One SearchEngine interface across Elasticsearch, OpenSearch and Solr: a unified query language, autocomplete and faceting that behave the same on every engine, and a compare mode that runs one query across all three and shows where their relevance disagrees.

Source ↗
Cover image for PolySearch

The problem

Most search code is written against one engine and quietly assumes that engine forever. Elasticsearch, OpenSearch and Solr all build on Lucene and BM25, yet each speaks a different query language and disagrees in subtle ways about ranking, so switching engines or comparing them honestly means rewriting queries and trusting your memory.
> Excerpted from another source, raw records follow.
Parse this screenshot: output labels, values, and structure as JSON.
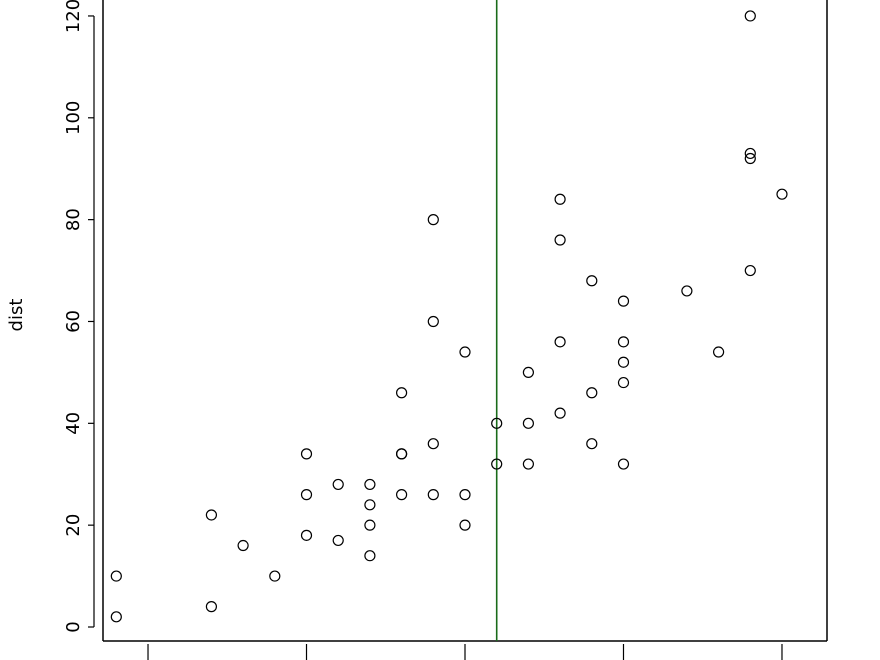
{
  "chart_data": {
    "type": "scatter",
    "title": "",
    "xlabel": "",
    "ylabel": "dist",
    "xlim": [
      3.58,
      26.42
    ],
    "ylim": [
      0,
      123
    ],
    "y_ticks": [
      0,
      20,
      40,
      60,
      80,
      100,
      120
    ],
    "y_tick_labels": [
      "0",
      "20",
      "40",
      "60",
      "80",
      "100",
      "120"
    ],
    "x_ticks": [
      5,
      10,
      15,
      20,
      25
    ],
    "grid": false,
    "marker": "open-circle",
    "vline": {
      "x": 16,
      "color": "#1a6b1a"
    },
    "points": [
      {
        "x": 4,
        "y": 2
      },
      {
        "x": 4,
        "y": 10
      },
      {
        "x": 7,
        "y": 4
      },
      {
        "x": 7,
        "y": 22
      },
      {
        "x": 8,
        "y": 16
      },
      {
        "x": 9,
        "y": 10
      },
      {
        "x": 10,
        "y": 18
      },
      {
        "x": 10,
        "y": 26
      },
      {
        "x": 10,
        "y": 34
      },
      {
        "x": 11,
        "y": 17
      },
      {
        "x": 11,
        "y": 28
      },
      {
        "x": 12,
        "y": 14
      },
      {
        "x": 12,
        "y": 20
      },
      {
        "x": 12,
        "y": 24
      },
      {
        "x": 12,
        "y": 28
      },
      {
        "x": 13,
        "y": 26
      },
      {
        "x": 13,
        "y": 34
      },
      {
        "x": 13,
        "y": 34
      },
      {
        "x": 13,
        "y": 46
      },
      {
        "x": 14,
        "y": 26
      },
      {
        "x": 14,
        "y": 36
      },
      {
        "x": 14,
        "y": 60
      },
      {
        "x": 14,
        "y": 80
      },
      {
        "x": 15,
        "y": 20
      },
      {
        "x": 15,
        "y": 26
      },
      {
        "x": 15,
        "y": 54
      },
      {
        "x": 16,
        "y": 32
      },
      {
        "x": 16,
        "y": 40
      },
      {
        "x": 17,
        "y": 32
      },
      {
        "x": 17,
        "y": 40
      },
      {
        "x": 17,
        "y": 50
      },
      {
        "x": 18,
        "y": 42
      },
      {
        "x": 18,
        "y": 56
      },
      {
        "x": 18,
        "y": 76
      },
      {
        "x": 18,
        "y": 84
      },
      {
        "x": 19,
        "y": 36
      },
      {
        "x": 19,
        "y": 46
      },
      {
        "x": 19,
        "y": 68
      },
      {
        "x": 20,
        "y": 32
      },
      {
        "x": 20,
        "y": 48
      },
      {
        "x": 20,
        "y": 52
      },
      {
        "x": 20,
        "y": 56
      },
      {
        "x": 20,
        "y": 64
      },
      {
        "x": 22,
        "y": 66
      },
      {
        "x": 23,
        "y": 54
      },
      {
        "x": 24,
        "y": 70
      },
      {
        "x": 24,
        "y": 92
      },
      {
        "x": 24,
        "y": 93
      },
      {
        "x": 24,
        "y": 120
      },
      {
        "x": 25,
        "y": 85
      }
    ]
  }
}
I wanted a single, typed interface that hides those differences where they do not matter and surfaces them where they do. PolySearch is the result: a TypeScript library, CLI and web UI I built solo.

Approach

Everything hangs off one idea: every backend implements the same SearchEngine interface, and the rest of the code depends only on that interface. A caller builds one engine-neutral query, and a per-engine translator compiles it into that engine's native form. The translators are pure functions, so they are unit-tested without a running engine, and one place (createEngine) is where a concrete backend is chosen. The headline feature is a compare mode that runs the same query across all three engines and reports where they agree and where they rank documents differently, because relevance is a ranking, not a raw score you can compare across engines.

Architecture

How I built it

I shipped it as a sequence of small, versioned releases, each one leaving the project green and landing as a single commit, so the git history reads like a delivery log. A Next.js web UI sits on top: it seeds a sample catalogue into all three engines, runs the compare view, and demonstrates the autocomplete dropdown and facet sidebar live in the browser.

What I'd do differently

The autocomplete uses prefix matching rather than each engine's native completion suggester, a deliberate choice so it works on existing indexes with no schema changes; a production build aiming for the lowest possible latency would add the native suggesters behind the same interface. Semantic (vector) search and synonyms are the natural next features, and the interface is designed to absorb them without changing the callers.